Iva Honeysuckle Pub Launch!

Posted April 3rd, 2012 by Candice

One week from today, Iva Honeysuckle Discovers the World is officially out  and the world discovers Iva Honeysuckle!  To celebrate, Under the Honeysuckle is holding a special pub launch party and everyone is invited!

Iva:  Everybody?  Euple Free and Swannanoah Priddy and Mr. and Mrs. Priddy, even though they never talk to each other?  And Mama and Aunt Sissy Two and Lily Pearl and Howard?  Daddy and Uncle Buddy?  And Hunter and Arden?  And Miz Compton?

Me:  I said everybody, Iva. 

Iva:  Not Heaven.  I won’t come if Heaven is.

Me:  It’s your party.  You have to be there.  And you can’t leave out Heaven.  She’s your very own almost-the-exact-same age double-first cousin.  Her feelings would be hurt.

Iva:  Well, okay.  But only if she’s last on the list–Sweetlips and Yard Sale get their invitations before Heaven does.

Me:  Stay tuned for the humongous snit Heaven Honeycutt will pitch when she finds out she was invited after a hound dog and a cat.  

Iva:  And don’t forget the reporters at the Uncertain Star

Me:  There’s only one reporter, Iva.  You make sure Lily Pearl has her clothes on.  See y’all April 10, right here at Under the Honeysuckle Vine.

Iva:  Bring money!

Remedy for a Bad Week

Posted April 2nd, 2012 by Candice

The bad week started week before last, actually, with the news that my husband would need surgery on his right lung.  We knew this was a possibility, but hoped the lung would improve on its own.  We both took the news in stride, but five days later, I had a nervous breakdown in Wegman’s.

If you’re going to have a breakdown, Wegman’s is the place to have it.  It’s so crowded that one almost-sixty-year-old woman pitching a hissy fit in the middle of the Asian food bar is hardly noticeable.  I felt as jagged and ugly as those chain-sawed pirates.

My week continued to shred.  Persnickety had to go to the vet and came home with 5 new medications.  The earthquake knocked our chandelier from the ceiling.  I received a dismissive rejection on the novel I worked on for a year that was even more jarring.

Though I banned myself from grocery stores, I managed to get my hands on a shocking amount of sugar.   I quit exercising.   Irritable and jittery, I went back on Prozac.  This sounds like a simple solution, but, like many people with a mood disorder, I tend to resist medication.  It feels like failure, especially since I’d been doing so well without it. 

Except for one good day out with a friend, I spent last week flapping around the house like a cabbage moth in a Mason jar.   I searched for salvation in Kohl’s and on the Internet, letting myself down even more.

Finally Saturday came.  I packed my “field bag” (an old leather briefcase I got for $1) with my notebook and Canon and Nikon cameras,  and my husband and I set off. 

First, breakfast at our favorite restaurant.  I can’t resist taking furtive snaps of the people around me.  I take these pictures very fast.  Only the baby was watching me.  After breakfast, we stopped at Paul’s Bakery for donuts (in case we feel peckish), then headed east into King George. 

I dropped off donations at the Opp Shop (where I got the $1 briefcase on our last trip), a thrift shop entirely volunteer-run and only open a few hours.  You won’t find Goodwill Goddesses click-click-clicking hangers on the racks looking for Calvin Klein.  The people shopping here are in genuine need.  All money is poured back into the community.  

From there we went to Colonial Beach.  The ospreys are back, females squatting in nests, males gliding in with sticks in their talons because the missus insisted on remodeling.  I took pictures but the kit lens on my Nikon doesn’t have much zoom power.  I had better luck at the marina at Winkiedoodle Point.  This swan came right up to me, clearly looking for a handout.  I gave him my husband’s donut and he posed prettily.  (Notice I didn’t sacrifice my donut.)

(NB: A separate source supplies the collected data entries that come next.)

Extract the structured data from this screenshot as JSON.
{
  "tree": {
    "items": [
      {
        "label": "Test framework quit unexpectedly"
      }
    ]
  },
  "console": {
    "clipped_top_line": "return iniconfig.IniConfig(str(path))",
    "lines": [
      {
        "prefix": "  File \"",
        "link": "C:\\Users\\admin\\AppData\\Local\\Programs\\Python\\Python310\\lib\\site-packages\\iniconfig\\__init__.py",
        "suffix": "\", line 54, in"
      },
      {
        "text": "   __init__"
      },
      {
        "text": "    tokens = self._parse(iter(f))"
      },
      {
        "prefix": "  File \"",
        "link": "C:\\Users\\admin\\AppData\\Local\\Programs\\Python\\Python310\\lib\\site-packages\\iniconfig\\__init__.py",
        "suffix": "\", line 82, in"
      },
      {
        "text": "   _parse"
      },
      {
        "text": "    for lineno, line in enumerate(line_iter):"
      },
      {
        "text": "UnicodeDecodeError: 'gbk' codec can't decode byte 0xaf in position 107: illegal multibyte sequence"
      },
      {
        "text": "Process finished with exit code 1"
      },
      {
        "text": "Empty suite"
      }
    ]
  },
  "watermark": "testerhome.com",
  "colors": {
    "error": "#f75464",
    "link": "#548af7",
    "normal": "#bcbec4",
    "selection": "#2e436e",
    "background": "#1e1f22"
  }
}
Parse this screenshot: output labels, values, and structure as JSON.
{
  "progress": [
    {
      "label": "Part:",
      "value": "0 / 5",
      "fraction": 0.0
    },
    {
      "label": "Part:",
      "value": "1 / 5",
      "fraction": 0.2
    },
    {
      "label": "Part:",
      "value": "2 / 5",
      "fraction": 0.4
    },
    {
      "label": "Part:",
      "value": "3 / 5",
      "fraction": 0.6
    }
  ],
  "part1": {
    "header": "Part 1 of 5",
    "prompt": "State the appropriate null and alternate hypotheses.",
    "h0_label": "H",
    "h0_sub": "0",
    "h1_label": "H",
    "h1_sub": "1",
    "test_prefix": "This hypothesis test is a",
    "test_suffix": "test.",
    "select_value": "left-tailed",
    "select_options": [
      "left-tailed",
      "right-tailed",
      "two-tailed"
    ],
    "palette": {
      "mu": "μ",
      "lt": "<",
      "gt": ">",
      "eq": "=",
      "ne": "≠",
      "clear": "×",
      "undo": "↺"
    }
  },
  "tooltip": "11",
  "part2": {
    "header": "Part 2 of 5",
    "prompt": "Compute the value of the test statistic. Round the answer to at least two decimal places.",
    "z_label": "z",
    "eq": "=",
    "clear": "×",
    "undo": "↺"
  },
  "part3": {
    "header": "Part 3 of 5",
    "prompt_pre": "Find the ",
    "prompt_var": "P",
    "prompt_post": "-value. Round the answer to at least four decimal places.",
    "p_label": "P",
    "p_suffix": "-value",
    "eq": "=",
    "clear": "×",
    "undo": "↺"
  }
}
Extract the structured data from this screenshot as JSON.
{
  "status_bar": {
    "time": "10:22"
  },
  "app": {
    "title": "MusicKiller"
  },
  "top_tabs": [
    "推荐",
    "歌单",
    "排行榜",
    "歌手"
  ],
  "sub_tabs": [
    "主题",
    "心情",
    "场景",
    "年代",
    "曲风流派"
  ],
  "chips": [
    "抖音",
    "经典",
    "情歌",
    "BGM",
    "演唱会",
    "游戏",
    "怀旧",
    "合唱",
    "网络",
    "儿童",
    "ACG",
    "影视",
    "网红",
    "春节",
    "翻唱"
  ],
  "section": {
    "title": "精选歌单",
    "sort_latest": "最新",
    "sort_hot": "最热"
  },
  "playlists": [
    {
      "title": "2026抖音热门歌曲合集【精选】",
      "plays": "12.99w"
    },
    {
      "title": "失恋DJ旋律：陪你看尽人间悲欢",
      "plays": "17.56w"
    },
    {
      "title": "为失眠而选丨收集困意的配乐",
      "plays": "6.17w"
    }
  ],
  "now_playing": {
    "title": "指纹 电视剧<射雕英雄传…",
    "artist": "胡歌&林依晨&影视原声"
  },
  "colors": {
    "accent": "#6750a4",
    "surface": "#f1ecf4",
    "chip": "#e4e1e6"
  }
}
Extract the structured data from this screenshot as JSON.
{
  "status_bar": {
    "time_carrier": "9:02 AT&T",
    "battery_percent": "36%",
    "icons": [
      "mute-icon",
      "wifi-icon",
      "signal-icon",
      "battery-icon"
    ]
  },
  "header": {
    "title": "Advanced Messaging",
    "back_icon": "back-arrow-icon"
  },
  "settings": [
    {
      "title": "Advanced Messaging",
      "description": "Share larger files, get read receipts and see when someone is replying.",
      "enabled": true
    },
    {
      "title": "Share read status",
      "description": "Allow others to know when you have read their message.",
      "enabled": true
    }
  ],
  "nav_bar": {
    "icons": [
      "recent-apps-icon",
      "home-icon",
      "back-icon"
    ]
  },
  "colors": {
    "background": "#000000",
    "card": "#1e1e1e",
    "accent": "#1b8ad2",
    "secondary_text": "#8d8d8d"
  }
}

The best part of our outing was coming upon a venue of black vultures (yes, that’s the proper term).  Thirty to forty vultures stood along the highway and perched in trees like a gathering of the local Rotary.  We screeched to a stop and I hopped out to take pictures, but vultures aren’t very sociable.  They flopped into the air, clearly disgruntled at people breaking up their meeting.

When we went home, I felt the frayed ends of the previous week had smoothed a little.  The anxiety of my husband’s third serious surgery is still there, but whittled down.  My favorite moment of the day serves as a reminder:  When you feel rotten, get out with an old friend (or your spouse), wait patiently, and someone will bring you breakfast.